The public wants greater protection from exposure to toxic chemicals than provided by the traditional quantitative risk assessment approach which has many limitations and uncertainties. Instead, support has grown for use of a precautionary approach that promotes (1) preventive action, (2) democratic and transparent decision-making with the broadest possible public participation, and (3) a shifting of the questions being asked (e.g., instead of asking what level of risk is acceptable, asking how much risk can be avoided; what is the need; why is it needed; who benefits and who is harmed; and what are the alternatives?) as well as the presumptions used in decision-making (e.g., shifting the burden of proof to the proponents of potentially harmful activities, and placing public health above other considerations).
In its 2009 report, Science and Decisions, the National Resource Council (NRC) of the National Academies acknowledged that risk assessment is “at a crossroads” facing “a number of substantial challenges”, that “its credibility is being challenged”, and that the “regulatory risk assessment process is bogged down”. The report made a number of recommendations that focused on improving the methodology of risk assessments (e.g., thorough evaluation of uncertainties and variability, unified dose-response approach to cancer and non-cancer endpoints, broadening the assessment of cumulative and interacting health risks and stressors), and improving the relevance or utility of risk assessments for decision-making (e.g., involving all stakeholders at the earliest stage of the planning, design and scoping of the risk assessment, and increasing the transparency of the assessment methods and process).

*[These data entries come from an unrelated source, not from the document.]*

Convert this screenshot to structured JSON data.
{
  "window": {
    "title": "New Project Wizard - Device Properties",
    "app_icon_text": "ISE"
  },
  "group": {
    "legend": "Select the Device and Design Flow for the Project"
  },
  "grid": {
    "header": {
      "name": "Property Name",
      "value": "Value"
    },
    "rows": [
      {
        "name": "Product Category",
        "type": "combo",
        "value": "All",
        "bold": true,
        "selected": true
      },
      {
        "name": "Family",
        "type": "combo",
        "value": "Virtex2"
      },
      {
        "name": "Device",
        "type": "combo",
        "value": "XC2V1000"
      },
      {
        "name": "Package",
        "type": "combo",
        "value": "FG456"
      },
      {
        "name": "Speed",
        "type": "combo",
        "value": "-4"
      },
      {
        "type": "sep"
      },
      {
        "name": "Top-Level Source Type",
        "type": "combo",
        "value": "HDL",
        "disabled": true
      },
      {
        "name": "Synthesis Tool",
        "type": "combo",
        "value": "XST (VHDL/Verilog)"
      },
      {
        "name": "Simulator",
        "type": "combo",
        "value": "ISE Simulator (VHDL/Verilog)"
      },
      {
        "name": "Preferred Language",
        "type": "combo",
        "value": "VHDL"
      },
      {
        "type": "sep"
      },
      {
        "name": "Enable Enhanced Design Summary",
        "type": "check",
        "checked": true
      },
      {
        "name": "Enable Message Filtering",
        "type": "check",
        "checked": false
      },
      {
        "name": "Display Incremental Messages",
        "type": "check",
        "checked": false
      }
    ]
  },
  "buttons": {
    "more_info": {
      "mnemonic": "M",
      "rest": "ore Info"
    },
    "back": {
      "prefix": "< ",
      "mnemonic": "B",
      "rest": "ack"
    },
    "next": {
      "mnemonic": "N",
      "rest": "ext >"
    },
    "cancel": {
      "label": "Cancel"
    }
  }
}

The NRC recommended two major shifts: (1) “that risk assessment should be viewed as a method for evaluating the relative merits of various options for managing risk”, with the risk management questions being “clearly posed, through careful evaluation of the options available to manage environmental problems at hand,” casting light on “a wider range of decision options than has traditionally been the case”; and (2) aligning closely the technical analysis with the problem at hand so that the risk assessment will be relevant to the needs of the decision-makers and stakeholders who are addressing the problem (e.g., a “one size fits all” approach to risk assessment will not be appropriate for such very different problems as regulating a chemical and deciding on a site remediation approach).
These recommendations are now more than 5 years old, and there’s little evidence that government is adopting these recommendations. Doing so should improve the ability to interpret hazards, contamination levels and population exposures, dose-response relationships, and cumulative risks (exposures from multiple pathways, complex mixtures, multiple stressors, and factors affecting vulnerability), as well as the evaluation of a wide range of alternative options (e.g., inherently safer technologies, alternative ways to achieve the same goal, etc.). It could also provide a way to integrate the risk assessment tool within a broader precautionary approach that seeks to reduce or avoid exposures to toxic chemicals, which the public is actively calling for. It’s time to stop accepting risk assessment as the best we can do to evaluate risks and adopt more a holistic approach to protecting public health and the environment.